Quand une société, comme l’écrivait déjà Bernanos en 1945, impose à l’homme des sacrifices supérieurs aux services qu’elle lui rend, alors on a le droit de dire qu’elle cesse d’être humaine, qu’elle n’est plus faite pour l’homme, mais contre l’homme. Ce qu’il ne dit pas, c’est au bout de combien de temps, après combien d’efforts pour comprendre et s’adapter à une situation inédite, on peut finir par se résigner ou se décider à s’insurger.

Aujourd’hui, nous y sommes.

L’ensemble des professionnels de notre secteur, a décidé par l’intermédiaire de nos instances syndicales de déposer un recours en référé-liberté auprès du Conseil d’État.

Ce recours est motivé par le fait que nous jugeons totalement arbitraires et inéquitables les décisions de fermeture des établissements culturels, au regard du maintien de tant d’autres activités commerciales, qui génèrent des flux de circulation importants durant les fêtes. Il en est de même par rapport à l’autorisation accordée aux lieux de cultes d’ouvrir leurs portes.

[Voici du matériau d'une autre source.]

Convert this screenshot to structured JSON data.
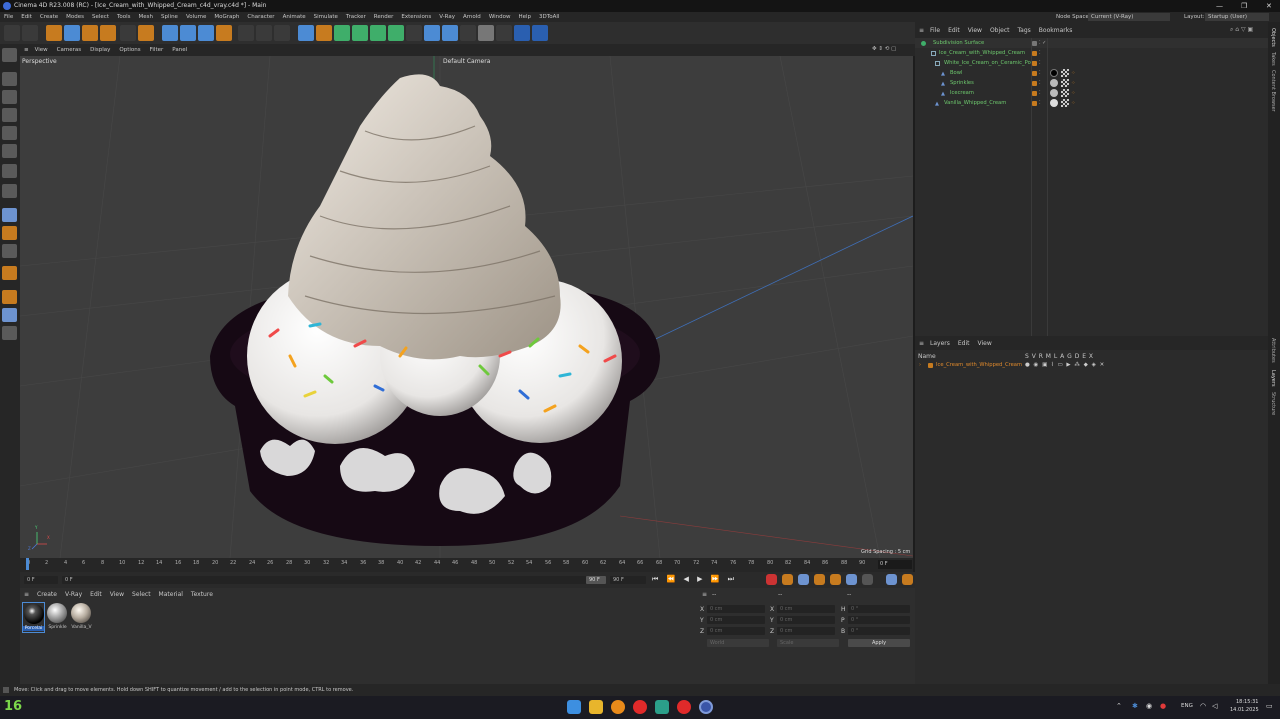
{
  "window": {
    "title": "Cinema 4D R23.008 (RC) - [Ice_Cream_with_Whipped_Cream_c4d_vray.c4d *] - Main"
  },
  "menubar": {
    "items": [
      "File",
      "Edit",
      "Create",
      "Modes",
      "Select",
      "Tools",
      "Mesh",
      "Spline",
      "Volume",
      "MoGraph",
      "Character",
      "Animate",
      "Simulate",
      "Tracker",
      "Render",
      "Extensions",
      "V-Ray",
      "Arnold",
      "Window",
      "Help",
      "3DToAll"
    ],
    "node_space_label": "Node Space:",
    "node_space_value": "Current (V-Ray)",
    "layout_label": "Layout:",
    "layout_value": "Startup (User)"
  },
  "viewport": {
    "menu": [
      "View",
      "Cameras",
      "Display",
      "Options",
      "Filter",
      "Panel"
    ],
    "label": "Perspective",
    "camera": "Default Camera",
    "grid_spacing": "Grid Spacing : 5 cm",
    "axis_x": "X",
    "axis_y": "Y",
    "axis_z": "Z"
  },
  "timeline": {
    "ticks": [
      "0",
      "2",
      "4",
      "6",
      "8",
      "10",
      "12",
      "14",
      "16",
      "18",
      "20",
      "22",
      "24",
      "26",
      "28",
      "30",
      "32",
      "34",
      "36",
      "38",
      "40",
      "42",
      "44",
      "46",
      "48",
      "50",
      "52",
      "54",
      "56",
      "58",
      "60",
      "62",
      "64",
      "66",
      "68",
      "70",
      "72",
      "74",
      "76",
      "78",
      "80",
      "82",
      "84",
      "86",
      "88",
      "90"
    ],
    "current": "0 F"
  },
  "transport": {
    "start": "0 F",
    "current": "0 F",
    "end": "90 F",
    "end2": "90 F"
  },
  "materials": {
    "menu": [
      "Create",
      "V-Ray",
      "Edit",
      "View",
      "Select",
      "Material",
      "Texture"
    ],
    "items": [
      "Porcelai",
      "Sprinkle",
      "Vanilla_V"
    ]
  },
  "attributes": {
    "header": "--",
    "col2": "--",
    "col3": "--",
    "rows": [
      {
        "a": "X",
        "av": "0 cm",
        "b": "X",
        "bv": "0 cm",
        "c": "H",
        "cv": "0 °"
      },
      {
        "a": "Y",
        "av": "0 cm",
        "b": "Y",
        "bv": "0 cm",
        "c": "P",
        "cv": "0 °"
      },
      {
        "a": "Z",
        "av": "0 cm",
        "b": "Z",
        "bv": "0 cm",
        "c": "B",
        "cv": "0 °"
      }
    ],
    "world": "World",
    "scale": "Scale",
    "apply": "Apply"
  },
  "objects": {
    "menu": [
      "File",
      "Edit",
      "View",
      "Object",
      "Tags",
      "Bookmarks"
    ],
    "items": [
      "Subdivision Surface",
      "Ice_Cream_with_Whipped_Cream",
      "White_Ice_Cream_on_Ceramic_Pot",
      "Bowl",
      "Sprinkles",
      "Icecream",
      "Vanilla_Whipped_Cream"
    ]
  },
  "layers": {
    "menu": [
      "Layers",
      "Edit",
      "View"
    ],
    "name_col": "Name",
    "flags": "S V R M L A G D E X",
    "item": "Ice_Cream_with_Whipped_Cream"
  },
  "sidetabs": [
    "Objects",
    "Takes",
    "Content Browser",
    "Attributes",
    "Layers",
    "Structure"
  ],
  "status": {
    "text": "Move: Click and drag to move elements. Hold down SHIFT to quantize movement / add to the selection in point mode, CTRL to remove."
  },
  "taskbar": {
    "badge": "16",
    "lang": "ENG",
    "time": "18:15:31",
    "date": "14.01.2025"
  },
  "colors": {
    "accent": "#c77b1f",
    "select": "#4c8bd4"
  }
}
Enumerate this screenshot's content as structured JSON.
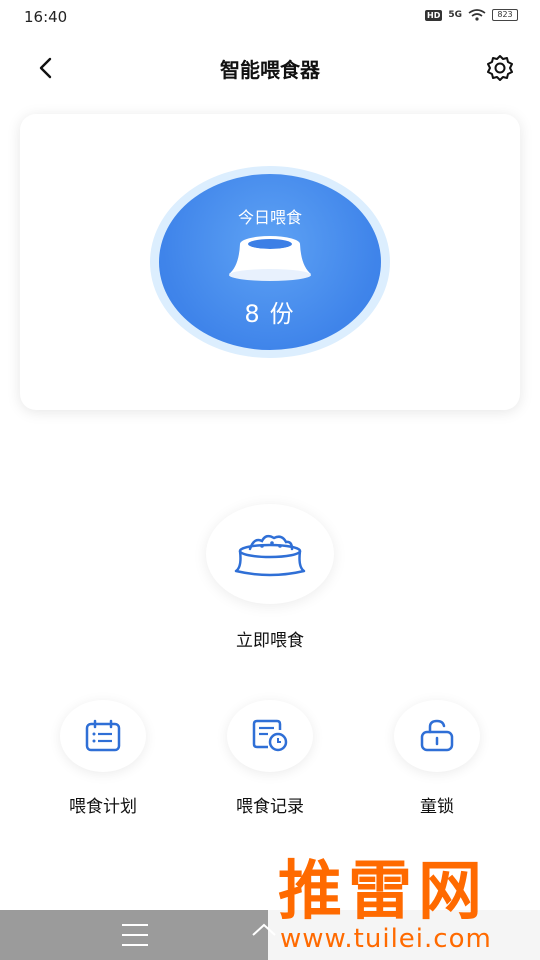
{
  "status_bar": {
    "time": "16:40",
    "hd_badge": "HD",
    "network": "5G",
    "battery": "823"
  },
  "header": {
    "title": "智能喂食器",
    "back_icon": "chevron-left-icon",
    "settings_icon": "gear-icon"
  },
  "summary": {
    "label": "今日喂食",
    "value": "8",
    "unit": "份",
    "bowl_icon": "bowl-icon",
    "accent_color": "#3f84ea"
  },
  "feed_now": {
    "label": "立即喂食",
    "icon": "food-bowl-icon"
  },
  "actions": [
    {
      "label": "喂食计划",
      "icon": "calendar-icon"
    },
    {
      "label": "喂食记录",
      "icon": "record-clock-icon"
    },
    {
      "label": "童锁",
      "icon": "unlock-icon"
    }
  ],
  "watermark": {
    "text": "推雷网",
    "url": "www.tuilei.com"
  }
}
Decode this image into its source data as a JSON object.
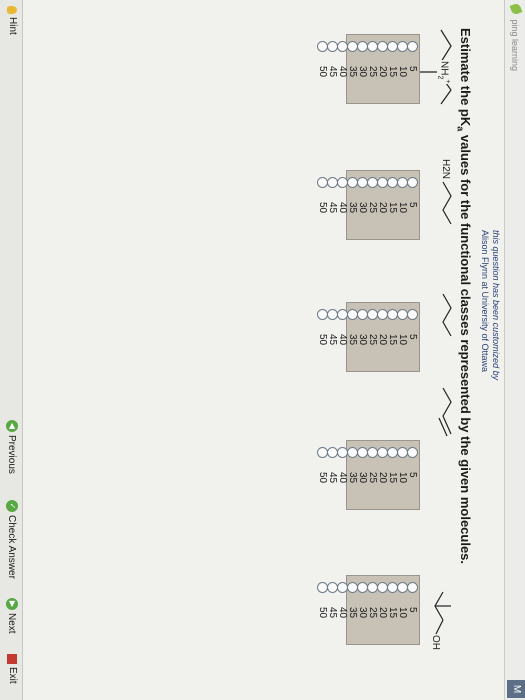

Entendons-nous bien, il ne s’agit pas d’ouvrir coûte que coûte, sans conscience de la situation sanitaire. Nous demandons, en tant que service public de l’Art et de la Culture à pouvoir assurer la continuité de nos missions. Nous demandons à ouvrir et que cette ouverture soit associée à un protocole stable et définitif, qui nous permette de sortir de la logique du stop and go permanent. Un protocole qui pourrait par exemple tenir compte de plusieurs stades sanitaires, et qui nous conduirait à limiter nos jauges en fonction de la situation.

Tout comme les établissements scolaires, nous ne pouvons plus accepter de fermer nos portes, en dehors de périodes exceptionnelles de re-confinement généralisé que la pandémie pourrait malheureusement nous imposer à nouveau.

Notre activité, bien loin d’être un bien de consommation accessoire, constitue un des socles de la République. Ce service public doit pouvoir continuer à fonctionner a minima, en toute circonstance. Il en va de l’équilibre et de l’intégrité du corps social que nous formons collectivement.

Je vous remercie pour votre attention à ces quelques mots mais aussi au nom de toute l’équipe du théâtre pour le soutien que vous nous manifestez chaque jour par vos messages et commentaires.

Nous pensons à vous également car nous savons la période difficile pour toutes et tous et nous espérons pouvoir vous retrouver dès le début du mois de Janvier, même en petits comités, pour démarrer ensemble une nouvelle année placée sous des auspices moins déraisonnables.